Channelkeeper’s staff regularly collects data related to the composition, quality and availability of our water resources. They deploy data logging devices such as pressure transducers and conductivity sensors to document water quality indicators, such as nitrates, fecal indicator bacteria and ph levels, and track illicit discharges.
Over the years, Channelkeeper’s monitoring efforts have helped identify and eliminate or reduce many pollution sources, including sewer overflows in downtown Santa Barbara, agricultural runoff and industrial waste discharges.
Monitoring Provides Scientific Data
Monitoring also supports Channelkeeper’s advocacy efforts with quantitative measurements.
In the Ventura River watershed, for example, Channelkeeper staff deploys dissolved oxygen data loggers each summer to monitor the water quality effects of algae growth and diminished stream flow. This data was recently used in an evaluation of minimum flow thresholds necessary to preserve water quality for wildlife and endangered steelhead trout.
Channelkeeper’s monitoring efforts and advocacy were instrumental in shaping the Storm Water Management Program that municipalities throughout Santa Barbara County developed in order to comply with California’s municipal stormwater permit. These programs continue to guide how our communities address and reduce polluted runoff, the single largest source of water pollution in our region.
It Takes a Village
Channelkeeper also trains community members to take water quality samples, survey marine protected areas and protect local waterways. By engaging a corps of volunteers, the organization connects community members with water quality issues taking place in their back yard, while raising awareness about threats to water resources worldwide.
Since 2001, Channelkeeper’s Stream Team program has leveraged citizen science to monitor water quality at 43 local sites. In fact, regulatory agencies use the data that Stream Team volunteers collect to inform and prioritize their pollution prevention and restoration efforts.
As an example, Stream Team data have been used as evidence for waterway listings on California’s 303(d) Impaired Water Bodies List as well as to establish the total maximum daily load programs that identify pollutant thresholds for local creeks.
In addition, Channelkeeper’s MPA Watch citizen monitoring program trains volunteers to monitor compliance and to observe and collect data on human uses of coastal and marine resources in Santa Barbara County’s marine protected areas.
Volunteers use standardized protocols to collect relevant data and, to date, more than 400 volunteers have noted human activity within MPAs, informed boaters and fishermen of MPA rules and boundaries, and, when necessary, reported illegal poaching.
Educating, Inspiring Future Scientists
Channelkeeper trains students from Ventura High School’s Field Studies class in water quality monitoring at sites along the Ventura River.
Ventura High students learn practical skills, such as how to calibrate water quality meters. They set up and deploy data loggers that collect continuous dissolved oxygen and temperature data.

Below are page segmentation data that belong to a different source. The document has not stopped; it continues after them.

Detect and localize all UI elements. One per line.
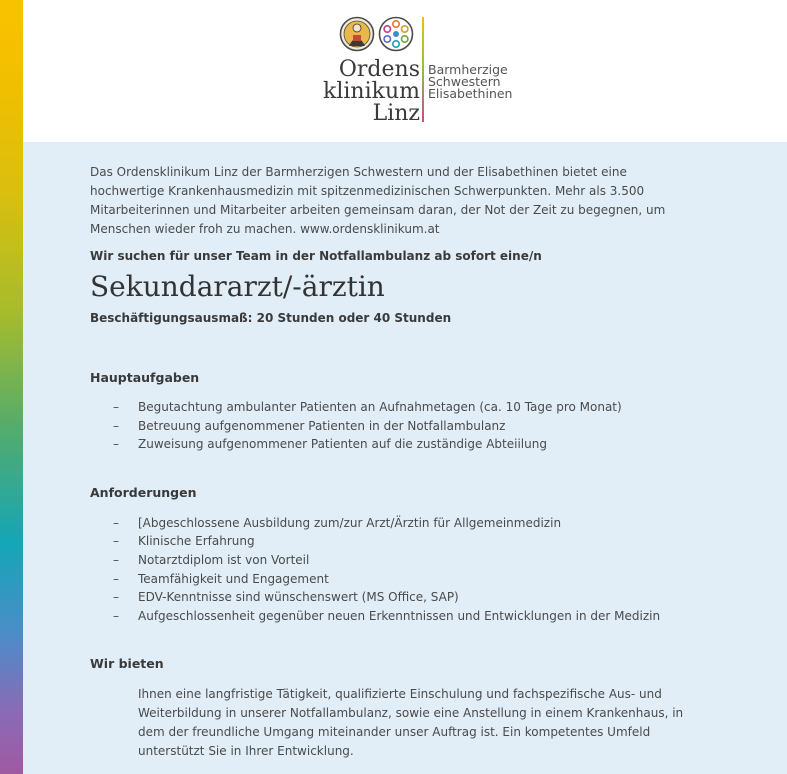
tasks-list xyxy=(90,398,700,454)
requirements-heading: Anforderungen xyxy=(90,484,197,500)
header xyxy=(23,0,787,142)
offer-heading: Wir bieten xyxy=(90,656,164,672)
requirements-section xyxy=(90,485,700,626)
list-item: – Zuweisung aufgenommener Patienten auf die zuständige Abteiilung xyxy=(113,437,547,452)
list-item: – Teamfähigkeit und Engagement xyxy=(113,571,329,586)
ordensklinikum-logo xyxy=(312,14,522,126)
list-item: – EDV-Kenntnisse sind wünschenswert (MS Office, SAP) xyxy=(113,590,459,605)
job-ad-content xyxy=(90,163,700,761)
list-item: – Aufgeschlossenheit gegenüber neuen Erkenntnissen und Entwicklungen in der Medizin xyxy=(113,608,661,623)
flower-ornament-icon xyxy=(378,16,414,52)
logo-divider xyxy=(422,17,424,122)
list-item: – [Abgeschlossene Ausbildung zum/zur Arzt/Ärztin für Allgemeinmedizin xyxy=(113,515,562,530)
job-title: Sekundararzt/-ärztin xyxy=(90,270,385,303)
tasks-heading: Hauptaufgaben xyxy=(90,370,200,385)
logo-word-ordens: Ordens xyxy=(338,57,420,82)
offer-section xyxy=(90,656,700,761)
employment-hours: Beschäftigungsausmaß: 20 Stunden oder 40 Stunden xyxy=(90,311,452,325)
list-item: – Begutachtung ambulanter Patienten an Aufnahmetagen (ca. 10 Tage pro Monat) xyxy=(113,400,622,414)
list-item: – Klinische Erfahrung xyxy=(113,534,255,549)
intro-paragraph: Das Ordensklinikum Linz der Barmherzigen Schwestern und der Elisabethinen bietet eine hochwertige Krankenhausmedizin mit spitzenmedizinischen Schwerpunkten. Mehr als 3.500 Mitarbeiterinnen und Mitarbeiter arbeiten gemeinsam daran, der Not der Zeit zu begegnen, um Menschen wieder froh zu machen. www.ordensklinikum.at xyxy=(90,165,666,236)
logo-sub-schwestern: Schwestern xyxy=(428,74,501,89)
logo-word-klinikum: klinikum xyxy=(323,79,420,104)
offer-paragraph: Ihnen eine langfristige Tätigkeit, qualifizierte Einschulung und fachspezifische Aus- und Weiterbildung in unserer Notfallambulanz, sowie eine Anstellung in einem Krankenhaus, in dem der freundliche Umgang miteinander unser Auftrag ist. Ein kompetentes Umfeld unterstützt Sie in Ihrer Entwicklung. xyxy=(138,687,684,759)
color-stripe xyxy=(0,0,23,774)
logo-word-linz: Linz xyxy=(372,101,420,126)
job-ad-panel xyxy=(23,142,787,774)
list-item: – Betreuung aufgenommener Patienten in der Notfallambulanz xyxy=(113,418,506,433)
tasks-section xyxy=(90,370,700,454)
requirements-list xyxy=(90,514,700,626)
list-item: – Notarztdiplom ist von Vorteil xyxy=(113,552,310,567)
saint-figure-icon xyxy=(339,16,375,52)
logo-sub-elisabethinen: Elisabethinen xyxy=(428,86,513,101)
logo-sub-barmherzige: Barmherzige xyxy=(428,62,508,77)
lead-text: Wir suchen für unser Team in der Notfallambulanz ab sofort eine/n xyxy=(90,249,542,263)
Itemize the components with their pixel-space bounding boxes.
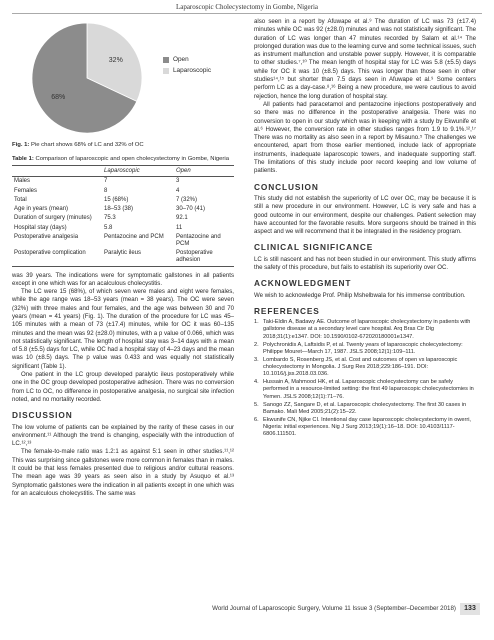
- section-heading-conclusion: CONCLUSION: [254, 181, 319, 192]
- reference-list: [254, 319, 476, 438]
- table-title-text: Comparison of laparoscopic and open cholecystectomy in Gombe, Nigeria: [33, 155, 229, 162]
- legend-label-open: Open: [173, 56, 189, 63]
- page-number: 133: [460, 603, 480, 615]
- table-cell: 15 (68%): [104, 196, 129, 203]
- right-column: [254, 18, 476, 439]
- table-row-label: Hospital stay (days): [14, 224, 67, 231]
- clinical-paragraph: LC is still nascent and has not been studied in our environment. This study affirms the safety of this procedure, but fails to establish its superiority over OC.: [254, 255, 476, 272]
- reference-item: [254, 342, 476, 356]
- table-row: [12, 177, 234, 187]
- discussion-paragraph: The female-to-male ratio was 1.2:1 as against 5:1 seen in other studies.¹¹,¹² This was surprising since gallstones were more common in females than in males. It could be that less females presented due to religious and/or cultural reasons. The mean age was 39 years as seen also in a study by Asuquo et al.¹³ Symptomatic gallstones were the indication in all patients except in one which was for an acalculous cholecystitis. The same was: [12, 448, 234, 497]
- page-footer: [0, 603, 494, 615]
- section-heading-clinical: CLINICAL SIGNIFICANCE: [254, 242, 374, 253]
- comparison-table: [12, 165, 234, 266]
- reference-text: Taki-Eldin A, Badawy AE. Outcome of laparoscopic cholecystectomy in patients with gallstone disease at a secondary level care hospital. Arq Bras Cir Dig 2018;31(1):e1347. DOI: 10.1590/0102-672020180001e1347.: [263, 319, 471, 340]
- section-heading-discussion: DISCUSSION: [12, 410, 73, 421]
- table-cell: 92.1: [176, 215, 188, 222]
- results-paragraph: One patient in the LC group developed paralytic ileus postoperatively while one in the OC group developed postoperative adhesion. There was no conversion from LC to OC, no difference in postoperative analgesia, no surgical site infection noted, and no mortality recorded.: [12, 371, 234, 403]
- table-row: [12, 205, 234, 214]
- pie-slice-label: 32%: [108, 57, 123, 65]
- table-row: [12, 196, 234, 205]
- table-header-row: [12, 166, 234, 177]
- legend-swatch-open: [163, 57, 169, 63]
- figure-caption-text: Pie chart shows 68% of LC and 32% of OC: [29, 142, 144, 148]
- section-heading-acknowledgment: ACKNOWLEDGMENT: [254, 278, 352, 289]
- discussion-paragraph: All patients had paracetamol and pentazocine injections postoperatively and so there was no difference in the postoperative analgesia. There was no conversion to open in our study which was in keeping with a study by Ekwunife et al.⁶ However, the conversion rate in other studies ranges from 1.9 to 9.1%.¹²,¹⁷ There was no mortality as also seen in a report by Misauno.⁵ The challenges we encountered, apart from those earlier mentioned, include lack of appropriate instruments, inadequate laparoscopic towers, and inadequate supporting staff. The limitations of this study include poor record keeping and low volume of patients.: [254, 100, 476, 175]
- table-row: [12, 233, 234, 249]
- reference-item: [254, 379, 476, 401]
- reference-number: 1.: [254, 319, 259, 326]
- table-row: [12, 214, 234, 223]
- reference-text: Ekwunife CN, Njike CI. Intentional day case laparoscopic cholecystectomy in owerri, Nigeria: initial experiences. Nig J Surg 2013;19(1):16–18. DOI: 10.4103/1117-6806.111501.: [263, 416, 471, 438]
- table-cell: Pentazocine and PCM: [176, 233, 221, 247]
- reference-text: Polychronidis A, Laftsidis P, et al. Twenty years of laparoscopic cholecystectomy: Philippe Mouret—March 17, 1987. JSLS 2008;12(1):109–111.: [263, 341, 463, 355]
- reference-item: [254, 417, 476, 439]
- legend-swatch-laparoscopic: [163, 68, 169, 74]
- reference-number: 4.: [254, 379, 259, 386]
- table-cell: Pentazocine and PCM: [104, 233, 164, 240]
- table-body: [12, 177, 234, 266]
- running-header: Laparoscopic Cholecystectomy in Gombe, Nigeria: [175, 3, 319, 11]
- acknowledgment-paragraph: We wish to acknowledge Prof. Philip Mshelbwala for his immense contribution.: [254, 291, 466, 299]
- table-cell: 11: [176, 224, 183, 231]
- section-heading-references: REFERENCES: [254, 305, 320, 316]
- pie-slice-label: 68%: [51, 93, 66, 101]
- table-row: [12, 224, 234, 233]
- chart-legend: [163, 54, 211, 76]
- reference-item: [254, 402, 476, 416]
- legend-item-laparoscopic: [163, 65, 211, 76]
- table-cell: Postoperative adhesion: [176, 250, 213, 264]
- table-row-label: Males: [14, 178, 31, 185]
- results-paragraph: The LC were 15 (68%), of which seven were males and eight were females, while the age range was 18–53 years (mean = 38 years). The OC were seven (32%) with three males and four females, and the age was between 30 and 70 years (mean = 41 years) (Fig. 1). The duration of the procedure for LC was 45–105 minutes with a mean of 73 (±17.4) minutes, while for OC it was 60–135 minutes and the mean was 92 (±28.0) minutes, with a p value of 0.066, which was not statistically significant. The length of hospital stay was 3–14 days with a mean of 5.8 (±5.5) days for LC, while OC had a hospital stay of 4–23 days and the mean was 10 (±8.5) days. The p value was 0.433 and was equally not statistically significant (Table 1).: [12, 288, 234, 370]
- conclusion-paragraph: This study did not establish the superiority of LC over OC, may be because it is still a new procedure in our environment. However, LC is very safe and has a good outcome in our environment, despite our challenges. Patient selection may have accounted for the favorable results. More surgeons should be trained in this aspect and we will recommend that it be integrated in the residency program.: [254, 194, 476, 236]
- table-header-cell: [12, 166, 102, 177]
- reference-number: 3.: [254, 356, 259, 363]
- table-header-cell: Laparoscopic: [104, 168, 140, 175]
- pie-chart: [12, 18, 162, 138]
- figure-caption-label: Fig. 1:: [12, 142, 30, 148]
- table-cell: 3: [176, 178, 180, 185]
- table-cell: 8: [104, 187, 108, 194]
- table-row-label: Postoperative analgesia: [14, 233, 79, 240]
- results-paragraph: was 39 years. The indications were for symptomatic gallstones in all patients except in one which was for an acalculous cholecystitis.: [12, 271, 234, 287]
- table-title: [12, 156, 234, 164]
- reference-number: 6.: [254, 416, 259, 423]
- reference-text: Lombardo S, Rosenberg JS, et al. Cost and outcomes of open vs laparoscopic cholecystectomy in Mongolia. J Surg Res 2018;229:186–191. DOI: 10.1016/j.jss.2018.03.036.: [263, 356, 458, 378]
- left-column: [12, 18, 234, 498]
- figure-1: [12, 18, 234, 140]
- table-row-label: Duration of surgery (minutes): [14, 215, 92, 222]
- table-cell: 7 (32%): [176, 196, 198, 203]
- table-title-label: Table 1:: [12, 155, 34, 162]
- table-row-label: Total: [14, 196, 27, 203]
- discussion-paragraph: also seen in a report by Afuwape et al.⁹ The duration of LC was 73 (±17.4) minutes while OC was 92 (±28.0) minutes and was not statistically significant. The duration of LC was longer than 47 minutes recorded by Salam et al.¹⁴ The prolonged duration was due to the learning curve and some technical issues, such as instrument malfunction and unstable power supply. However, it is comparable to other studies.⁷,¹⁰ The mean length of hospital stay for LC was 5.8 (±5.5) days while for OC it was 10 (±8.5) days. This was longer than those seen in other studies¹⁴,¹⁵ but shorter than 7.5 days seen in Afuwape et al.⁹ Some centers perform LC as a day-case.⁸,¹⁶ Being a new procedure, we were cautious to avoid rejection, hence the long duration of hospital stay.: [254, 18, 476, 100]
- table-cell: 18–53 (38): [104, 206, 134, 213]
- table-header-cell: Open: [176, 168, 191, 175]
- table-cell: Paralytic ileus: [104, 250, 142, 257]
- table-cell: 30–70 (41): [176, 206, 206, 213]
- discussion-paragraph: The low volume of patients can be explained by the rarity of these cases in our environment.¹¹ Although the trend is changing, especially with the introduction of LC.¹²,¹³: [12, 423, 234, 448]
- reference-text: Hussain A, Mahmood HK, et al. Laparoscopic cholecystectomy can be safely performed in a resource-limited setting: the first 49 laparoscopic cholecystectomies in Yemen. JSLS 2008;12(1):71–76.: [263, 379, 474, 400]
- footer-journal: World Journal of Laparoscopic Surgery, Volume 11 Issue 3 (September–December 2018): [212, 605, 456, 612]
- reference-text: Sanogo ZZ, Sangare D, et al. Laparoscopic cholecystectomy. The first 30 cases in Bamako. Mali Med 2005;21(2):15–22.: [263, 401, 467, 415]
- table-row-label: Females: [14, 187, 38, 194]
- table-cell: 7: [104, 178, 108, 185]
- legend-item-open: [163, 54, 211, 65]
- table-row-label: Age in years (mean): [14, 206, 69, 213]
- legend-label-laparoscopic: Laparoscopic: [173, 67, 212, 74]
- table-cell: 75.3: [104, 215, 116, 222]
- table-row: [12, 249, 234, 266]
- table-row: [12, 187, 234, 196]
- reference-number: 5.: [254, 401, 259, 408]
- reference-item: [254, 357, 476, 379]
- reference-item: [254, 319, 476, 341]
- table-row-label: Postoperative complication: [14, 250, 86, 257]
- table-cell: 5.8: [104, 224, 113, 231]
- table-cell: 4: [176, 187, 180, 194]
- reference-number: 2.: [254, 341, 259, 348]
- header-rule: [12, 13, 482, 14]
- figure-caption: [12, 142, 234, 150]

They are also learning about the parameters of their data collection for dissolved oxygen, pH, conductivity, turbidity, bacteria and flow rate insights. Following in-the-field data collection, the students analyze the data to see if the different sites meet the water quality objectives for the Ventura River.
Scientific monitoring is integral to Channelkeeper’s efforts to protect and restore the Santa Barbara Channel and its watersheds. By supporting its environmental advocacy with quantitative measurements and by connecting the community to local and global threats to water quality, scientific monitoring informs the organization’s clean water work.
It is helping Santa Barbara Channelkeeper clean up pollution hot spots, champion stronger policies that better protect local water resources, educate the community, and stop illegal discharges into the Santa Barbara Channel and its tributaries.
— Laura Sanchez is Santa Barbara Channelkeeper’s communications director.